Niamey, 23 juin 2026 — Un séisme institutionnel sans précédent secoue la capitale du Niger. L’onde de choc s’est répandue ce mardi jusqu’aux plus hautes instances des forces de sécurité et des administrations financières. Dans l’affaire dite « des mœurs », la justice a tranché avec une rare sévérité : seize prévenus, dont des hauts gradés de la douane et de la police, ont été placés sous mandat de dépôt.

Pour éviter toute collusion entre les accusés, les autorités judiciaires ont opté pour la dispersion des détenus dans cinq maisons d’arrêt différentes à travers le pays.

Les douanes et la police frappées à Kollo, Say et Birni Ngaouré

Le registre des incarcérations évoque les cercles d’influence à Niamey. À la prison civile de Kollo, le commissaire Ibrahim Adamou Harouna figure en tête des détenus, accompagné de quatre civils : Ibrahim Moussa, Habiboulaye Mahamadou Boni, Mahamadou Salim et Izdine Ben Yusuf.

À proximité, la prison de Say reçoit un autre acteur majeur : le colonel des douanes Saguirou Mindaoudou, incarcéré avec Habibou Nouhou, Ousmane Yayé Moussa et Mahamadou Moutari Hassan.

La prison de Birni Ngaouré, notamment son quartier de haute sécurité, illustre la portée de cette purge judiciaire avec trois colonels des douanes incarcérés :

  • Colonel des douanes Ali Hamani
  • Colonel des douanes Abdoul Kader
  • Colonel des douanes Moumouni Abdou Boha

Dispersion stratégique

Le dispositif judiciaire inclut également la maison d’arrêt de Ouallam, où se trouvent Moussa Zaidu, Ibrahim Dioffo et Hassan Amadou Adamou. Le dernier haut fonctionnaire, le commissaire Abdoul Razak Mahamadou Mossi, a été transféré à la prison civile de Filingué.

Un test pour le nouveau Code pénal nigérien ?

Les détails sur l’affaire de « mœurs » restent flous, mais des rumeurs évoquent des pratiques liées à l’homosexualité.

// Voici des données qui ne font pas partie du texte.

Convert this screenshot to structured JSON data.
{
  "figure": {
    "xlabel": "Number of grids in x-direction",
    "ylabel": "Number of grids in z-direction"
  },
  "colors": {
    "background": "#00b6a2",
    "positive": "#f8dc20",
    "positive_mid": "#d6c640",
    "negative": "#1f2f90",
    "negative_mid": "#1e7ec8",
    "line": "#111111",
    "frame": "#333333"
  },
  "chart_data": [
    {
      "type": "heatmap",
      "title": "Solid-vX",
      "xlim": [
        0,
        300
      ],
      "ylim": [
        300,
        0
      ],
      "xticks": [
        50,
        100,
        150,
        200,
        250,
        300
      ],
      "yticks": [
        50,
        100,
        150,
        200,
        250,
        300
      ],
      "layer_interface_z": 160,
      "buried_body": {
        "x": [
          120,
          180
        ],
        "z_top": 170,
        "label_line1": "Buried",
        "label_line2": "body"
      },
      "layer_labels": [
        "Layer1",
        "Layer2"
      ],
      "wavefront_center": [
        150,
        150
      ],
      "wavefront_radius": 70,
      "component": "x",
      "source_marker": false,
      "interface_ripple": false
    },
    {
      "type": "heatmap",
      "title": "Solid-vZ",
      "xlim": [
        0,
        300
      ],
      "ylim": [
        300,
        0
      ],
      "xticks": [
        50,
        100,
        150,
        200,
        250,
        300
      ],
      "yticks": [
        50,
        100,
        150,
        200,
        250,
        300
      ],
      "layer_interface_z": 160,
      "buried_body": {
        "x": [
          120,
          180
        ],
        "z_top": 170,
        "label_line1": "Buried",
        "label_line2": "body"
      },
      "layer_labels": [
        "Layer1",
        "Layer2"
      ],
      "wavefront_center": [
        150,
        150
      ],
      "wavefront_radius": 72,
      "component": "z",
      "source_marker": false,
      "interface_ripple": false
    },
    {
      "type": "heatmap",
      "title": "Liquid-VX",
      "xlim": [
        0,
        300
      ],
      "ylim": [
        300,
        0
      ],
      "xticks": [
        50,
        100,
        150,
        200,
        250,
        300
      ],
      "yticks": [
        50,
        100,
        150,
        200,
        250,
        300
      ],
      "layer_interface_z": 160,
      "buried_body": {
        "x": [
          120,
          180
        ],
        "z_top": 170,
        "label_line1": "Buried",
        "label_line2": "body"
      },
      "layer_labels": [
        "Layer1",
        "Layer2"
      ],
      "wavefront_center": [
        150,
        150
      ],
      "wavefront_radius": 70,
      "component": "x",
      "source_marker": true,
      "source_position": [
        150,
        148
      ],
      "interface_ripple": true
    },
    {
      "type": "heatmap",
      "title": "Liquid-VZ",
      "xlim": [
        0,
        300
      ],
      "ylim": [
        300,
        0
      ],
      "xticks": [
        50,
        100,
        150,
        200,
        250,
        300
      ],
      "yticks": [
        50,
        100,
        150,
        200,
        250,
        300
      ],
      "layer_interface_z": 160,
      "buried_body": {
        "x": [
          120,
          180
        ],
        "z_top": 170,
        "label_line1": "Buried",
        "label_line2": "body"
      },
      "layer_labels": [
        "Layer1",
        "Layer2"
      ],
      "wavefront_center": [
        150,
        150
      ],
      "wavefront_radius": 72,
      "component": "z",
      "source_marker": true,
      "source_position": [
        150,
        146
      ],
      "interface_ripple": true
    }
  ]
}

Si cela s’avère vrai, ces hauts fonctionnaires pourraient être les premiers à faire face aux nouvelles mesures répressives du Code pénal nigérien concernant les relations entre personnes de même sexe.

L’ampleur des mandats de dépôt montre que la justice nigérienne a opté pour une réaction rapide et forte. L’incarcération simultanée de quatre colonels des douanes et de deux commissaires de police envoie un message clair : aucun uniforme, aussi prestigieux soit-il, ne pourra protéger de ce scandale d’État.